付喪がいた日
3.お前も友達だ
 時を刻んでいる柱時計が、胃に響く重低音を数回ならした。
 不意に吹いた風が、畳のイグサの香りと風鈴の音を運んでくる。
 それは命を持たない無機質のモノたちが、その場にいると主張しているように思えた。
 まるで、祖母の話を待ち望んでいたかのように――
「その番傘はね。おじいさんのおじいさんが使っていたものなんだよ。形見分けをしたのは、おじいさんが六歳の時らしくてね。何故か惹かれたらしいんだ。無理を言って、お願いして持ち帰ってきたと教えてくれたよ。そうさね……もう使われはじめて百年以上は経つのかな」
「百年って……凄い骨董品じゃないか。値打ちはなさそうだけど」
 俺は祖母の話を聞いて興奮し、いらないことを言ってしまった。慌てて口を押さえたが、祖母はこれを失言とは思わなかったようだ。構わずに続けた。
「私と、おじいさんは幼馴染でね。家は隣同士だったんだ。だから帰る時は一緒。雨の日は、必ずその傘を差していたんだ」
 思い出を脳内で反芻しているのだろうか。祖母はそこで席をはずすと、炊事場に行き、コップに入れたカルピスをふたつ持ってきた。それをちゃぶ台に置くと、一口飲んでから息を吐く。
「けれどね。ある日を境に、おじいさんは番傘を差さなくなったんだよ。まだ十歳の頃の話さ……あれは今日のように暑い日が続いた夏だった。今はこうやって蛇口を捻れば水も出る。けれど昔は井戸だった。その井戸が、雨が降らないせいか涸れてしまってね。水がなければ作物は育たない。人間も家畜も水を飲まなければ生きてはいけない。誰もが、もうここでの生活は無理なのではと思ったのさ。けれどそこで、奇跡が起きたんだ」
 俺が「どんな?」と聞こうとすると、祖母は番傘の入った桐箱を指差した。そして、息を深く吸いこんだ。

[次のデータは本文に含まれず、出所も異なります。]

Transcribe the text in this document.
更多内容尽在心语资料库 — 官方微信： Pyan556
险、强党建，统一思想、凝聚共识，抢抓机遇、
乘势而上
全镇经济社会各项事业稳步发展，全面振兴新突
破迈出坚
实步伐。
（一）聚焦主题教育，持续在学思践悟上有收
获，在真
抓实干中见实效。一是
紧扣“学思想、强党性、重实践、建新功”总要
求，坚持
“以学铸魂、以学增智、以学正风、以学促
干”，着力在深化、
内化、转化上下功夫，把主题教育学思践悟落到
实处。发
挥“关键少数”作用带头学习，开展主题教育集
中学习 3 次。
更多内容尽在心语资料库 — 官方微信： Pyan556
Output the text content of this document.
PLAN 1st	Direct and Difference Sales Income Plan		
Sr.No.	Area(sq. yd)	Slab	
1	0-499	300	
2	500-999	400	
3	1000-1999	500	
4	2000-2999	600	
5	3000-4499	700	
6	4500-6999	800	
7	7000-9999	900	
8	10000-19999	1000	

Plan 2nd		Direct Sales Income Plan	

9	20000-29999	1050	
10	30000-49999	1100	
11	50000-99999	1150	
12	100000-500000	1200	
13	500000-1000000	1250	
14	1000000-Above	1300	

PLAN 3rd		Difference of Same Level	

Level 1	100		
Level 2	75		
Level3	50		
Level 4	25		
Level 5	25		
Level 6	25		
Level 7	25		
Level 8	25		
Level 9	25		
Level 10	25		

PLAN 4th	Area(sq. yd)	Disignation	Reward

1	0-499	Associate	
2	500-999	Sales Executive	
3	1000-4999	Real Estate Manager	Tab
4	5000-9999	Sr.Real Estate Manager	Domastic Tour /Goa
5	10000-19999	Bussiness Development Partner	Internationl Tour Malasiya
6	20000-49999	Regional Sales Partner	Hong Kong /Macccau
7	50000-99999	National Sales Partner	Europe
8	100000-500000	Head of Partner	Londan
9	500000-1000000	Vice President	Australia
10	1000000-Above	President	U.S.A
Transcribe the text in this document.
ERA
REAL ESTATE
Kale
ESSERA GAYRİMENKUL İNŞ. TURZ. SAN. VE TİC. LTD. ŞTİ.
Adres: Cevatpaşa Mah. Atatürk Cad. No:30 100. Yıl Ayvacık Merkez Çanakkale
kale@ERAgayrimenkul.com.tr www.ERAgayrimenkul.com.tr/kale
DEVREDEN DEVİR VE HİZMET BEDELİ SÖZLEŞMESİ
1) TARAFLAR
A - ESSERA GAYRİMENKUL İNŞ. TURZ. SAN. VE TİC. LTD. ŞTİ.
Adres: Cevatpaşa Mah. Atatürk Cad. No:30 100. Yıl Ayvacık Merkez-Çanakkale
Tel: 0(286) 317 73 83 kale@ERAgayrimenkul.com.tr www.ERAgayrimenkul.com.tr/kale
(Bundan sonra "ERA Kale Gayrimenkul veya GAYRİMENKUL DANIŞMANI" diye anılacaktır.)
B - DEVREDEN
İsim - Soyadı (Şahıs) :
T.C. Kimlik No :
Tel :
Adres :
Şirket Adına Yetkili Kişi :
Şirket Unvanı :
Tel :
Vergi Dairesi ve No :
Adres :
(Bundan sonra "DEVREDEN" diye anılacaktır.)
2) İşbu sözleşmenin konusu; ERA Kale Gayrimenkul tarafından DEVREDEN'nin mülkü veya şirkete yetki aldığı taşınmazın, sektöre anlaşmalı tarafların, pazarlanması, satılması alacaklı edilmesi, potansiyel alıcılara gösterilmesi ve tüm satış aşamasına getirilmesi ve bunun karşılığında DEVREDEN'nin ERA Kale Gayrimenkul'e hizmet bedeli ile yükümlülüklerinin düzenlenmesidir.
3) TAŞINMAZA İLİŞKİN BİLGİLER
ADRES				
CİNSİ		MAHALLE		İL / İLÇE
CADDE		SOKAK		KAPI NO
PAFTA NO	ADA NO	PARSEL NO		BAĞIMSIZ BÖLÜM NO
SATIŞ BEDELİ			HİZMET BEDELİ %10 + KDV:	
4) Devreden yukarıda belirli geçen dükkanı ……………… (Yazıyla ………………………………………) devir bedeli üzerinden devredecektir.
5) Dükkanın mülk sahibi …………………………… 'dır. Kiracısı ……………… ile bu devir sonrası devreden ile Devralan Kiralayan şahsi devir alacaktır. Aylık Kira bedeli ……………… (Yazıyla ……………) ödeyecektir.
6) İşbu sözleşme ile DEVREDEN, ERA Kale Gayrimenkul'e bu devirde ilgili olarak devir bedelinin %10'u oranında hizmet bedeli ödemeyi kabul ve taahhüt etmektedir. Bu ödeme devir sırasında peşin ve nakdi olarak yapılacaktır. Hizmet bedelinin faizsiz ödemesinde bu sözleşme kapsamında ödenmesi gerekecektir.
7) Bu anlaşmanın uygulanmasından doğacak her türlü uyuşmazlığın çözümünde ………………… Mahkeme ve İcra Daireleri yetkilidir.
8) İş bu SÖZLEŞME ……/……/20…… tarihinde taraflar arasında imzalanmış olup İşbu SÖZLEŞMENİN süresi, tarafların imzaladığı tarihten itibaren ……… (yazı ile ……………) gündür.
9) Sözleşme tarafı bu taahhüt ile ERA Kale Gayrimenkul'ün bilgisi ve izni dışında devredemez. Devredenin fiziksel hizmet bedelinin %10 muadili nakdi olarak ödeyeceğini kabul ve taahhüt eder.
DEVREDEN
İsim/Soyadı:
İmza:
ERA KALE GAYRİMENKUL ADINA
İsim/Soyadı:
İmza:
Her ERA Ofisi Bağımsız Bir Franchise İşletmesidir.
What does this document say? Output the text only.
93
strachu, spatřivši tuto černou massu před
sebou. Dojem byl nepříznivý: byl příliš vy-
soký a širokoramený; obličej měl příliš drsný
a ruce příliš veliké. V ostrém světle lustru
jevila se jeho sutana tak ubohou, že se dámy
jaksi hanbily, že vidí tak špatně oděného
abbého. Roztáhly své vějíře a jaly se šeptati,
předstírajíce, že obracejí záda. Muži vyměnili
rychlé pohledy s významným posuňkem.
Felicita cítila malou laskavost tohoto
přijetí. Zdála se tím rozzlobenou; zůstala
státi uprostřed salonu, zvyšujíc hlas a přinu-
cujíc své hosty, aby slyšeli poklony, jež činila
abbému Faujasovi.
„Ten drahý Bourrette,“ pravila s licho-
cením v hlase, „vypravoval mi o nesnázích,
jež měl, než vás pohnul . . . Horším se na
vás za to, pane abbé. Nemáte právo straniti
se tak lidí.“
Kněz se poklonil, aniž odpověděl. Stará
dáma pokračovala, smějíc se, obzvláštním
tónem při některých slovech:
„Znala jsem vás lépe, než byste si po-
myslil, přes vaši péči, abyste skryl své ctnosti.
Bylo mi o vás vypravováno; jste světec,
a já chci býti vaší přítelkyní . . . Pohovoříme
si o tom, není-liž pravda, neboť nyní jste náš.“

「差せば雲わき、回せば風吹き、上下に動かしゃ雨が降る」
 突然、祖母が歌いはじめたことで俺は呆然としてしまう。
「ざんざんぱらぱら、ざんぱらぱら」
 最後は雨が降る擬音語だろう。そこで、祖母は歌を終えると微かに笑みを浮かべた。
「番傘を持って、おじいさんがそう歌うと本当に雨が降ってきたのさ。あの歌は忘れられないよ。そして、おじいさんは雨が降ってきたというのに何故か泣いていたのさ……何故泣くのか、聞いても詳しく教えてくれなくてね。ただ、番傘が呼んだのだと。それから、おじいさんは番傘を差さなくなってしまったんだよ」
 カルピスの中に入った氷が溶けて軽い音を鳴らす。コップには大量の汗。俺は音につられてカルピスを飲むと、祖母に聞いた。
「番傘が不思議な力を持っていたということ?」
「さてね。その答えは、おじいさんにしかわからないよ。光輝、その番傘をあげるよ。家に持って帰っておやり」
 まるで、物ではなく人を扱っているかのような言葉。番傘の話を聞いた俺は、祖父の言葉を思い出した。
『物と友達は大事にしろよ』
「まさか……あの子供と雨造って」
 祖父の言葉。蔵にいた赤目の少年。不思議な番傘に書かれた雨造という名前。少年が俺に聞いたこと。そして、傘の特徴でもある一本足――
『なあ、虎彦は元気にしているか。また遊びたいんだ』
 竹林が風を受けて騒ぐとともに、風鈴が鳴る。
「お前も友達だ」
 背後で声が聞こえたような気がした。
 振り返っても、そこに少年はいない。ただ、湿気のこもった涼しい風が肌に触れていた。